Traduction : Votre contribule n'est pas égaré! il n'erre point! (2) Il ne parle pas par propre impulsion! (3) C'est seulement là une Révélation qui lui a été transmise! (4) Que lui a enseignée un [Ange] redoutable! fort et (5) doué de sagacité [23].

Les positions sunnites

Certain savants sunnites ont essayé de justifier cet événement. Par exemple :

  • Certains ont dit que l'authenticité de cet événement est faible et cet événement n'est pas certain.
  • D'autres ont essayé d'interpréter le hadith autrement : par exemple il ont interprété le sens du terme "هجر" (délirer), plutôt comme "quitter'; et ont argumenté que l'intention de 'Uamr était de dire que "le Prophète nous quitte".
  • Dans l'interprétation des phrases interrogatives attribuées à 'Umar, certains disent que l'intention de 'Umar était justement le contraire, pour dire que le Prophète ne délire pas.
  • Ils ont interprété le propos de 'Umar concernant la suffisance du Coran, comme un signe de sa force dans le domaine du fiqh et de sa bonne attention.
  • Ils disent aussi qu'en tous les cas, dans certains hadiths il n'est pas clair qu'il a prononcé ces propos, sachant qu'on a rapporté ces propos comme si une ensemble de personnes les ont prononcés (le verbe étant dans certains cas conjugué au pluriel).

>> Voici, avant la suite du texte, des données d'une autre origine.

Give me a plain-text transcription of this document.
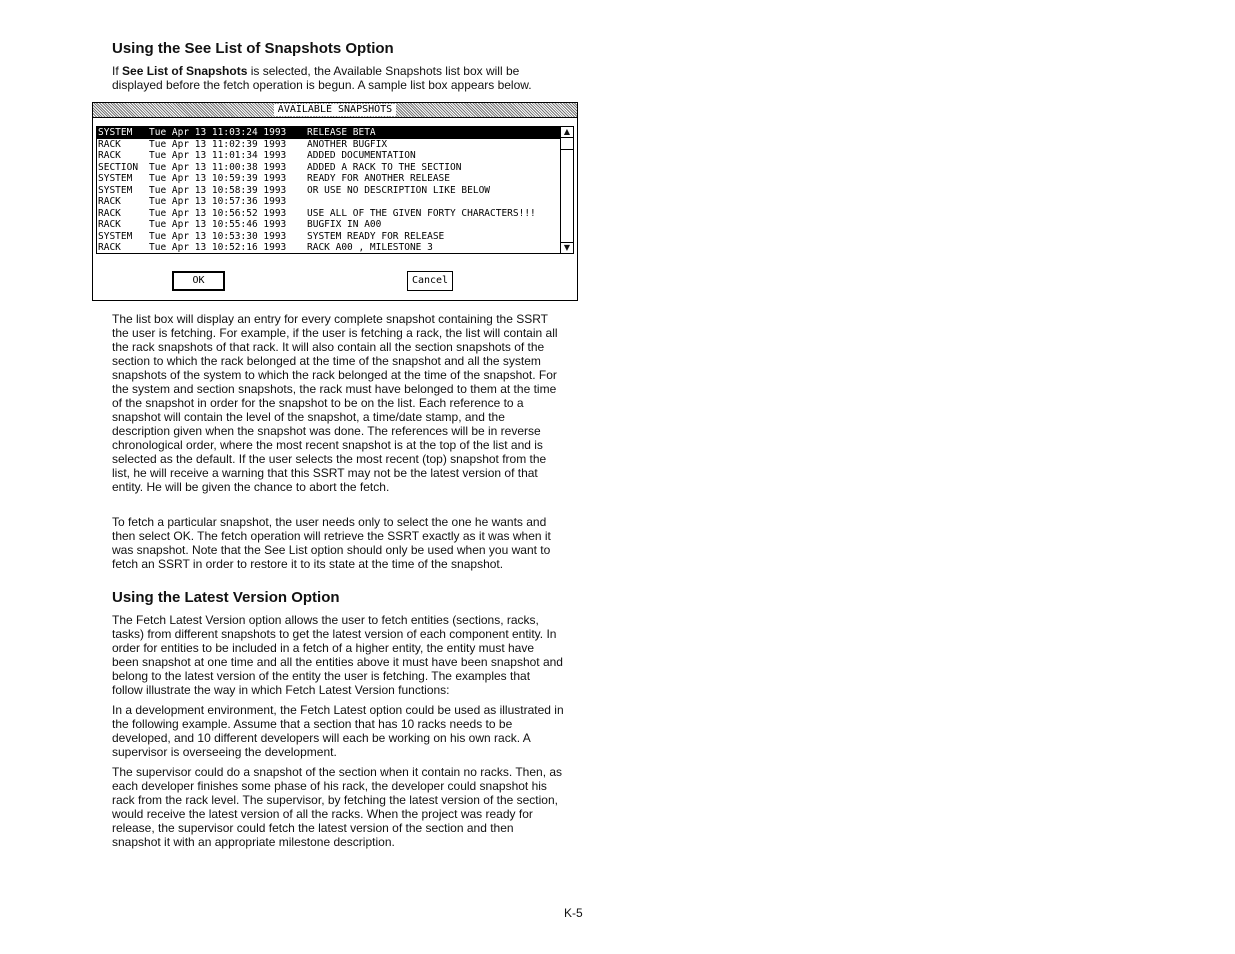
Using the See List of Snapshots Option

If See List of Snapshots is selected, the Available Snapshots list box will be displayed before the fetch operation is begun. A sample list box appears below.

AVAILABLE SNAPSHOTS
SYSTEM	Tue Apr 13 11:03:24 1993	RELEASE BETA
RACK	Tue Apr 13 11:02:39 1993	ANOTHER BUGFIX
RACK	Tue Apr 13 11:01:34 1993	ADDED DOCUMENTATION
SECTION	Tue Apr 13 11:00:38 1993	ADDED A RACK TO THE SECTION
SYSTEM	Tue Apr 13 10:59:39 1993	READY FOR ANOTHER RELEASE
SYSTEM	Tue Apr 13 10:58:39 1993	OR USE NO DESCRIPTION LIKE BELOW
RACK	Tue Apr 13 10:57:36 1993
RACK	Tue Apr 13 10:56:52 1993	USE ALL OF THE GIVEN FORTY CHARACTERS!!!
RACK	Tue Apr 13 10:55:46 1993	BUGFIX IN A00
SYSTEM	Tue Apr 13 10:53:30 1993	SYSTEM READY FOR RELEASE
RACK	Tue Apr 13 10:52:16 1993	RACK A00 , MILESTONE 3
▲
▼
OK	Cancel

The list box will display an entry for every complete snapshot containing the SSRT the user is fetching. For example, if the user is fetching a rack, the list will contain all the rack snapshots of that rack. It will also contain all the section snapshots of the section to which the rack belonged at the time of the snapshot and all the system snapshots of the system to which the rack belonged at the time of the snapshot. For the system and section snapshots, the rack must have belonged to them at the time of the snapshot in order for the snapshot to be on the list. Each reference to a snapshot will contain the level of the snapshot, a time/date stamp, and the description given when the snapshot was done. The references will be in reverse chronological order, where the most recent snapshot is at the top of the list and is selected as the default. If the user selects the most recent (top) snapshot from the list, he will receive a warning that this SSRT may not be the latest version of that entity. He will be given the chance to abort the fetch.

To fetch a particular snapshot, the user needs only to select the one he wants and then select OK. The fetch operation will retrieve the SSRT exactly as it was when it was snapshot. Note that the See List option should only be used when you want to fetch an SSRT in order to restore it to its state at the time of the snapshot.

Using the Latest Version Option

The Fetch Latest Version option allows the user to fetch entities (sections, racks, tasks) from different snapshots to get the latest version of each component entity. In order for entities to be included in a fetch of a higher entity, the entity must have been snapshot at one time and all the entities above it must have been snapshot and belong to the latest version of the entity the user is fetching. The examples that follow illustrate the way in which Fetch Latest Version functions:

In a development environment, the Fetch Latest option could be used as illustrated in the following example. Assume that a section that has 10 racks needs to be developed, and 10 different developers will each be working on his own rack. A supervisor is overseeing the development.

The supervisor could do a snapshot of the section when it contain no racks. Then, as each developer finishes some phase of his rack, the developer could snapshot his rack from the rack level. The supervisor, by fetching the latest version of the section, would receive the latest version of all the racks. When the project was ready for release, the supervisor could fetch the latest version of the section and then snapshot it with an appropriate milestone description.

K-5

Les débats à propos de l'intention du Prophète

Selon les avis des savants chiites, ce hadith de Dawât va de pair avec le Hadith al-Thaqalayn, et ils se complètent. Autrement dit l'intention du Prophète dans les deux cas devait être la même, et cela revient à l'insistance sur sa succession par l'Imam Ali (a).

D'après les savants chiites, l'intention du Prophète était donc de dresser l'Imâmat sur sa descendance (par Ali (a)), et comme certains de ses Compagnons l'avaient suggéré, ils l'ont empêché de l'expliciter [24].

Le deuxième calife, 'Umar, lui-même dit explicitement dans une conversation qu'il a eu avec Ibn Abbas:

"Le Prophète (s), quand il était sur son lit, voulait prononcer le nom de Ali par rapport à la question du califat après sa mort, mais je l'ai empêché par compassion à l'égard de l'Islam et par la responsabilité que j'avais pour protéger l'Islam". [25]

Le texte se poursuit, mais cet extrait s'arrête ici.